It is with that unmistakeable, gut wrenching scream of Rob Younger and its clarion call exhorting us all to play some Stooges that Radio Birdman signals the start of another Wide Open Road, playing the things that connect and link the vast catalogue of Australian independent and alternative rock and pop, from the shoe gaze soundings of the obscure through tracks that seeped from across the Nullabour, the reformation through solo albums of one the greatest Australian bands ever to some epic Sydney sounds that indulge your hosts tastes, this show we bring back the 1990s, replete with the stone wash denim, faded band t-shirts, Converse and bodgy hair. Oh wait, that is pretty much 2016 🙂

Wide Open Road is the vinyl beat in the heart of the digital jungle. It is with the clang of guitars, the smash crash of drums and the slow flashback of memory to just the nineties that we kick off rocking your April and May with next tracks, rarities, hits and deep cuts you may never have heard before, and the first of those comes all the way from 1994 and the Sydney band Lodestar, What I see

What I See – Lodestar
Your Eyes – Underground Lovers
Paydirt – Drop City

Sydney band Lodestar put out a single EP in 1996 and this song is the lead track. This is great example of locally made shoe gaze, and is one of those times when a band put out a single EP, which a few people bought and vanished into real life. I only found out about it because the drummer (Geoff) used to work at Red Eye Records in Sydney where I was a regular. We then interviewed him on my old 2RRR radio show ‘A Walk in the Black Forest’ for which he recorded the two promos you heard at the end of the song. After Lodestar, we have Melbourne’s Underground Lovers. I adore this track. This was a single on their 1993 LP Leaves Me Blind which released in the UK on the 4AD label Guernica. Produced by ‘Brother’ Wayne Connolly, the creative pairing of Vincent Giarrusso and Glenn Bennie never fails to disappoint. Much of the Lovers catalogue has been re-released and comped in 2014, including a few extra mixes of this track, which appeared on a 12” in the UK. Finally, we have the underrated and brilliant Drop City, and one of their most propulsive tracks, coming off their debut EP Chiaroscuro released in 1994. Paydirt is a fine example of lead singer and guitarist Matthew J Tow’s style., which later featured on 3 LPs and a bunch of great singles. Hard to pin down as psych, sixties influenced, indie, alternative or just plain flamenco, Drop City were a great nineties band, drawing some national attention through the national youth network and a major label releases, which is where I first heard this track, on the RooArt sampler YoungBlood 3.

Drugs – Ammonia
Turn up your stereo – Eskimo Joe
Nailed – Diolene

Three tracks now from the rising Perth scene in the 1990s. We start with Ammonia and the lead single off their 1994 LP Mint400. Ammonia were one of the early signings on the CBS offshoot label Murmur which of course had signed Silverchair and then everything followed in their giant wake. Ammonia were the first band I ever interviewed, when I got a freebie to their gig at the Metro in 1994 and recorded the interview on a giant VHS video camera. Scared the living shit out of me 🙂 Onto Eskimo Joe from their second EP released in 1999 and the JJJ fave ‘Turn up your stereo’. I always felt that this band was a little too poppy teen for me, until they released their 2000 LP Girl, and it all changed. That record is brilliant from first to last. However, it ain’t the nineties, so it ain’t getting a spin! Next up, from 1995 is Perth band Diolene, who released a single EP on the Fellaheen label called ‘Dee-O-Leen’. This label was the ‘in-store’ label of Waterfront founder Steve Stavrakis and put out killer stuff by bands like Fur, Gerling and some very early Magic Dirt. A slightly more angular sound from Perth, but uniquely ‘west’ all the same.
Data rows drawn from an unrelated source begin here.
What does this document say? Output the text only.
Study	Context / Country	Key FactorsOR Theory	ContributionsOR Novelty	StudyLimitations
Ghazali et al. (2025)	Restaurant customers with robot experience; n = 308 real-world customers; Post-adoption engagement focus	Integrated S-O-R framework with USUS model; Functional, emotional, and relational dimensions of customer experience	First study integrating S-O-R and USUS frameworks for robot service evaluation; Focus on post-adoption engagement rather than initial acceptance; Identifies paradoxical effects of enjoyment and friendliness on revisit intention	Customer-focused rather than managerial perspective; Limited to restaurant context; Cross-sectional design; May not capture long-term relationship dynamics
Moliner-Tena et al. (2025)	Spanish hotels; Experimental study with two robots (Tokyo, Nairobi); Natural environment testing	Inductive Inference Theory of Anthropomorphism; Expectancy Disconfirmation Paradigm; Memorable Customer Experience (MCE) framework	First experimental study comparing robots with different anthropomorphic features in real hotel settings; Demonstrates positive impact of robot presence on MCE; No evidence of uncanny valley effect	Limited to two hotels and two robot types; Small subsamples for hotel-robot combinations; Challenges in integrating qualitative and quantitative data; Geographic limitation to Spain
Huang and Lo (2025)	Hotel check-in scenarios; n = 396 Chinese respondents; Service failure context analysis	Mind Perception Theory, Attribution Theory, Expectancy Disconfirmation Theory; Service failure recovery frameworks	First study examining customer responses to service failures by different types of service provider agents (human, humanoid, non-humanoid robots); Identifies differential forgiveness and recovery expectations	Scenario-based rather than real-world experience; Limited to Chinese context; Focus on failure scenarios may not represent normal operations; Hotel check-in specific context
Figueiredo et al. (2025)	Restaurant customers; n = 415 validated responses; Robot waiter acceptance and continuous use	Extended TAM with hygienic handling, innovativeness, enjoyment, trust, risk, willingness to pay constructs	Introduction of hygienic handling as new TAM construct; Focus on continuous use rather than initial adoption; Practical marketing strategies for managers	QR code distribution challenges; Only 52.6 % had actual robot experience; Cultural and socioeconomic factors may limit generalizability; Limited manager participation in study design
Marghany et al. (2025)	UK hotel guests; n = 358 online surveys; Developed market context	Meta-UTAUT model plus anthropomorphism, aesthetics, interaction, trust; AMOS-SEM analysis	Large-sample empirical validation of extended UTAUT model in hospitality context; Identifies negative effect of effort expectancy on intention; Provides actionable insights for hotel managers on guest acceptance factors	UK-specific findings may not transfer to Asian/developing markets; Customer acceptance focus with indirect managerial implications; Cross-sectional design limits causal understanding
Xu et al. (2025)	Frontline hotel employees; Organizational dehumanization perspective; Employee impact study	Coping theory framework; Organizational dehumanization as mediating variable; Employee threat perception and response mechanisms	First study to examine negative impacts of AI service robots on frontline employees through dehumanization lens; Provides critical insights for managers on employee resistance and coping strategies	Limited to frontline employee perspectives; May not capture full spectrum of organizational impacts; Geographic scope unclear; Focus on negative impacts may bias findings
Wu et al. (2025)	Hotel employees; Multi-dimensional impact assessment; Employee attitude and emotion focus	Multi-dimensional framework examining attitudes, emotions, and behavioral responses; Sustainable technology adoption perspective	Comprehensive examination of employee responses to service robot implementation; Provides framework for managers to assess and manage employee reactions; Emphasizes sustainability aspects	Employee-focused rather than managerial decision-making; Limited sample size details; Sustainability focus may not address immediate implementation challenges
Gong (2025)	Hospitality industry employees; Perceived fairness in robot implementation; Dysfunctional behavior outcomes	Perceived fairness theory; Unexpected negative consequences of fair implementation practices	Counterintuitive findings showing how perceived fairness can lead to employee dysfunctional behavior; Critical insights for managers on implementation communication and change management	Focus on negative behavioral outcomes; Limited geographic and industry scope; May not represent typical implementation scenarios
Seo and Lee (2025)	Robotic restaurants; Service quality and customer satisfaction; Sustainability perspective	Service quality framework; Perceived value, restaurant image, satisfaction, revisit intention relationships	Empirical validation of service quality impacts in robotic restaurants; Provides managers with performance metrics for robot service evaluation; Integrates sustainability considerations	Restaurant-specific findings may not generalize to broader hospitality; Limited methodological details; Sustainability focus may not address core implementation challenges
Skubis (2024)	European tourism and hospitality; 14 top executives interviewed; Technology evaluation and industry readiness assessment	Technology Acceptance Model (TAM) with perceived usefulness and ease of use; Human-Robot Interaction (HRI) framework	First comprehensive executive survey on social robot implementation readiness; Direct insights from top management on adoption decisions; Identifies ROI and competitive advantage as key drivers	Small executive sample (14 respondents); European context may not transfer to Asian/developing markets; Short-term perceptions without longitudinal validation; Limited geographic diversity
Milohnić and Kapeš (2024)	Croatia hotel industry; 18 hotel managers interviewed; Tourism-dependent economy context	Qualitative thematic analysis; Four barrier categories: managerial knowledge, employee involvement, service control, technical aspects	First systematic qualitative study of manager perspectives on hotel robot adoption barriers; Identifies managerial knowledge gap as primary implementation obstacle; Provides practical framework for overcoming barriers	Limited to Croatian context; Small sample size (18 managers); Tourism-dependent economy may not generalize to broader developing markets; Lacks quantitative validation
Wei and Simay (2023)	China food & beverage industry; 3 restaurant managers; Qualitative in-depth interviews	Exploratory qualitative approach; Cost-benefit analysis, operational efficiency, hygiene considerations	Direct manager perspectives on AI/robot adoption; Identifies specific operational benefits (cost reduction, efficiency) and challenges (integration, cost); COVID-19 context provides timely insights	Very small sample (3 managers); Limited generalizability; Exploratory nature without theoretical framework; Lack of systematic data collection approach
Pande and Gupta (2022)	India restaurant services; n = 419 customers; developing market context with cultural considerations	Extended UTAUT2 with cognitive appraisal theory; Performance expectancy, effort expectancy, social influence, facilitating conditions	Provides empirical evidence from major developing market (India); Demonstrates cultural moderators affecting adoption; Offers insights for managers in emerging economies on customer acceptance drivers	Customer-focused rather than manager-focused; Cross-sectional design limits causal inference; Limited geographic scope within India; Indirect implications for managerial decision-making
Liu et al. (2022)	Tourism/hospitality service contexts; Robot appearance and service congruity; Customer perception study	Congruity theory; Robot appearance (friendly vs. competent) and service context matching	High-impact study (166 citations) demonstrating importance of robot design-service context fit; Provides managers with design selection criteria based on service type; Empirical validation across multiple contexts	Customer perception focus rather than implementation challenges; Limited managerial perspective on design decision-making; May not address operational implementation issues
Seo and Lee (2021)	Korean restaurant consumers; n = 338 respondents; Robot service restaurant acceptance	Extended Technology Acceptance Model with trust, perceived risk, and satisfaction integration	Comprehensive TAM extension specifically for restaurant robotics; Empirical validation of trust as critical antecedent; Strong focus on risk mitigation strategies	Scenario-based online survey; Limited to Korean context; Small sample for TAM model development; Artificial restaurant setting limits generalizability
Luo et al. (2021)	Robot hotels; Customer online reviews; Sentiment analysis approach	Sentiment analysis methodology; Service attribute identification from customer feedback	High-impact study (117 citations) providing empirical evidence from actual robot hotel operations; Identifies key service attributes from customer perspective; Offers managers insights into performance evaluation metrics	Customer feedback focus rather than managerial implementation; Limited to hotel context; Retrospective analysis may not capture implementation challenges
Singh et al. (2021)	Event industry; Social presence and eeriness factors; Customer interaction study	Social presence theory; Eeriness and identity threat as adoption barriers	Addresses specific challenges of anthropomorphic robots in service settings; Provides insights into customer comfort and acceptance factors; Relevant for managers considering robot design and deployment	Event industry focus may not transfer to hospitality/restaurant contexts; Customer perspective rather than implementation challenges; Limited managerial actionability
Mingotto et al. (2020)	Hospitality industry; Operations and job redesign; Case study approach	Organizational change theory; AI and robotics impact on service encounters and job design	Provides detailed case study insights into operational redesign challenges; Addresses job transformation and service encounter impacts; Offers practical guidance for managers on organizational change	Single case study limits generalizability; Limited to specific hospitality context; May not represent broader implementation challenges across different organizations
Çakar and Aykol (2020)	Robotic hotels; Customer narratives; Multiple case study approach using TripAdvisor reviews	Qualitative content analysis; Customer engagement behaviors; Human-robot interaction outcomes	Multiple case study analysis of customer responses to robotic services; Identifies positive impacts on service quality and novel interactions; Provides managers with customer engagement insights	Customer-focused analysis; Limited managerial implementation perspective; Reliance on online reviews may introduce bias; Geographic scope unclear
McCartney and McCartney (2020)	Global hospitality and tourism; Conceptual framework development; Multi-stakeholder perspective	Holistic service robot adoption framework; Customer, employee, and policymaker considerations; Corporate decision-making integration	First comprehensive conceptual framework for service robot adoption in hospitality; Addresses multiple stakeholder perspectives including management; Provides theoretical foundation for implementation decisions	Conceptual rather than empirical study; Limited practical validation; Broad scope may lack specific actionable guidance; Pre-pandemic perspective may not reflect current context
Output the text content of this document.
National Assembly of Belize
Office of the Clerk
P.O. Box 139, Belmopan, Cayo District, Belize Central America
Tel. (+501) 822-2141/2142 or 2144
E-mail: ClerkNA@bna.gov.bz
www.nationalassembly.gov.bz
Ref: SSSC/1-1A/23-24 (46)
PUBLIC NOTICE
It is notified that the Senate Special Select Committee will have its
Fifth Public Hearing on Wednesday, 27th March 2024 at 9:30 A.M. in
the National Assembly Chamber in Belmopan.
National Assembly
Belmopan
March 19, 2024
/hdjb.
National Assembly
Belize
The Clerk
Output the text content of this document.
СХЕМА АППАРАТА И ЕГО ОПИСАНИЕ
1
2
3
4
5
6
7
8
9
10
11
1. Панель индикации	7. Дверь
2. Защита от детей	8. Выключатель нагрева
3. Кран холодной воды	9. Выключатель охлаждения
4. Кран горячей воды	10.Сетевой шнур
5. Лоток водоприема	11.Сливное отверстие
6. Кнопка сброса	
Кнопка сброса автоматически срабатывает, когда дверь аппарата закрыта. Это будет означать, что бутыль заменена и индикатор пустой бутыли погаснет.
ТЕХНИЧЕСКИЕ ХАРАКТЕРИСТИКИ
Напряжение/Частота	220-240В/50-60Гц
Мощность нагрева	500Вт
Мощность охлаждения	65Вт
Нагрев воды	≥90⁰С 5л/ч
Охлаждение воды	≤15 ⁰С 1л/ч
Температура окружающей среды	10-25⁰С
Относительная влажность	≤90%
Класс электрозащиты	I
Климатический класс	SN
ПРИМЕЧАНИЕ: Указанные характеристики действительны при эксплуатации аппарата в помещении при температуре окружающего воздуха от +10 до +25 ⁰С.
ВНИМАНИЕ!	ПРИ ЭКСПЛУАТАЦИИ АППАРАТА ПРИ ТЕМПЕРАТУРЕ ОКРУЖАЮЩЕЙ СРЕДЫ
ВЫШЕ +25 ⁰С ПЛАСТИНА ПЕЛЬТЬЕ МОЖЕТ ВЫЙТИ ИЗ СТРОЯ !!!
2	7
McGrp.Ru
Pale Grey Eyes – Pollyanna
Frail – Pollyanna

I adore Pollyanna. Matt Handley brought forth such a heavy pop sensibility, dark, intense and brooding. This track is from the second EP which was released in 1995 called Junior. Often blamed and pigeonholed for their ‘hit’ (the next year’s Lemonsuck), you really need to get your hands on these first two EPs. Brilliant music made by a three piece finding their recording feet in the best possible way. And why the hell not, let’s play a track from the debut EP Fordgreensilverocket, released in 1994 and the brilliant Frail. I bought this EP randomly from Red Eye, I think because there was a review of it in Drum Media. Never looked back. Oh, and this show’s title is drawn from the lyric of this great nineties song.

Lighting Fires – GW McLennan
Thank You – Cleopatra Wong
Cryin’ Love – Robert Forster

The nineties were a dark era for fans of the Go-Betweens as a band, but an absolute joy for fans of the band. There was such a rich seam of solo material to draw from from both Robert and Grant. We start with the lead single off the second Grant solo LP ‘Fireboy’released in 1993. Produced by Dave Dobbyn (DD Smash, Slice of Heaven) this was a such a powerful statement of Grant’s pop skills. Next up, we sandwich the songwriters with the other two members of the band and their solo contribution called Cleopatra Wong. Featuring Lindy Morrison and Amanda Brown, this 1992 EP called Egg was released on Rooart. It was a minor hit in the same year. More electronic than the GOBE’s sound of the late eighties, this was primarily written by Amanda. They released one more EP before breaking up on the eve of a US deal. Lastly, but by no means least, we have Robert Forster from his Edwyn Collins produced 1996 LP Warm Nights. This is an underrated solo LP, which has the classic ‘Rock and Roll Friend’ contained in its grooves.

Red Serenade – Clouds
Gone – The Hummingbirds
Breakaway – Falling Joys

OK, really, I am now going to simply indulge myself. These three bands are at the heart of my love and my passion for this music. I would not be a fan without them. They are the soul of the nineties for me. I could have picked pretty much any track from Sydney’s Clouds. I went with this belter from their second LP Thunderhead released in 1993. I think it is a great example of the precise and textured interaction between the vocals of Jodi Phillis and Trish Young. Next up, the lead track from the second last Hummingbirds EP ‘Gone’ released in 1993 and produced by Nick Mainsbridge, this EP was their first angry foray into recording after being dumped by Rooart after the poorly performing ‘You just gotta know my mind’ EP (although it is still one of the strongest slabs IMHO). Finally from 1993 again we have a track from the Falling Joys and their final LP Aerial (leaving only 1995’s Universal Mind EP to come). This was the lead single, produced by Paul McKercher, and was eventually overtaken in popularity by the track Amen which was remixed and remixed and remixed…

And with that ladies and gentlemen, we end our nineties show. Hope you enjoyed it, remembered it, discovered something new and had the wheels of memory churn into action. See you next month.